TV STORE ONLINE: I love the sequence and how you chose to use music leading up to it...Then the music cuts and their moans become almost symphonic. Plus, I love how you end the sequence as well with that extreme long shot from the other room, looking back in at them--showing the two nude women laying far apart from one another in the bed.
CIMBER: Yeah, it worked really well, didn't it. My cinematographer on that was really good.
TV STORE ONLINE: Why hasn't the film ever come to DVD?
CIMBER: No one has picked it up. I gave a copy of the film to Quentin Tarantino, because he's pushed a lot of my product in the past.

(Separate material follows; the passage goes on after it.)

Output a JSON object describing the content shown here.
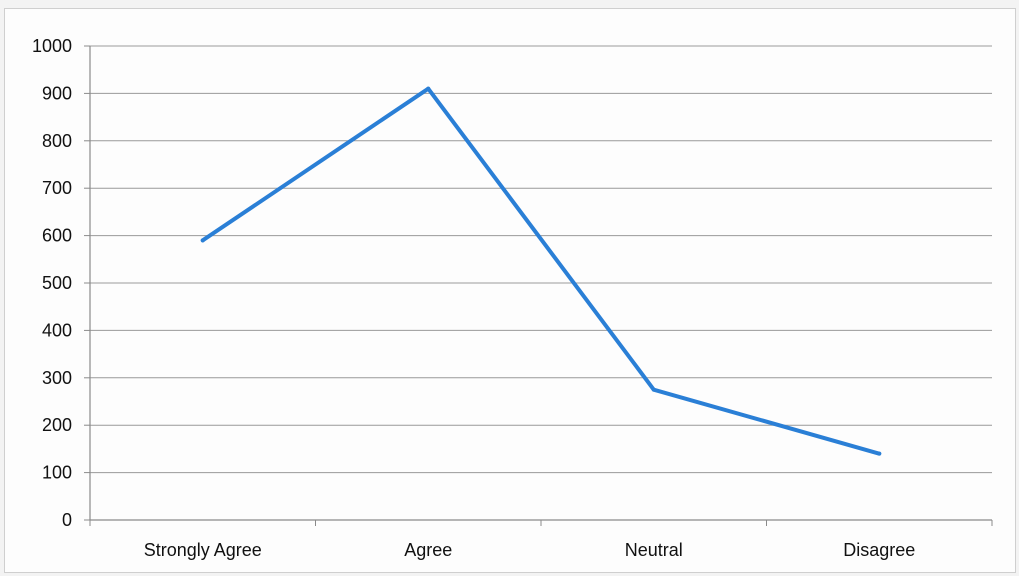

I don't think the film was Quentin's cup of tea though.
TV STORE ONLINE: I'd bet a penny on the idea that not only was Bergman's PERSONA (1966) an influence on David Lynch for MULHOLLAND DRIVE (2001), but also THE GEMINI AFFAIR. GEMINI AFFAIR and MULHOLLAND DRIVE play around with some of the aesthetics and same ideas in their respective narratives, and a character shares the same name in both films as well.
CIMBER: He refuses to acknowledge it. He did tell me once that he was a big fan of my film BUTTERFLY (1980). He formed a DVD company at one point, and he bought the rights from me to distribute BUTTERFLY. I did, on one occasion, ask him about whether he had seen GEMINI AFFAIR and he denied it. The only one who has acknowledged any of my films as being an influence is Quentin Tarantino.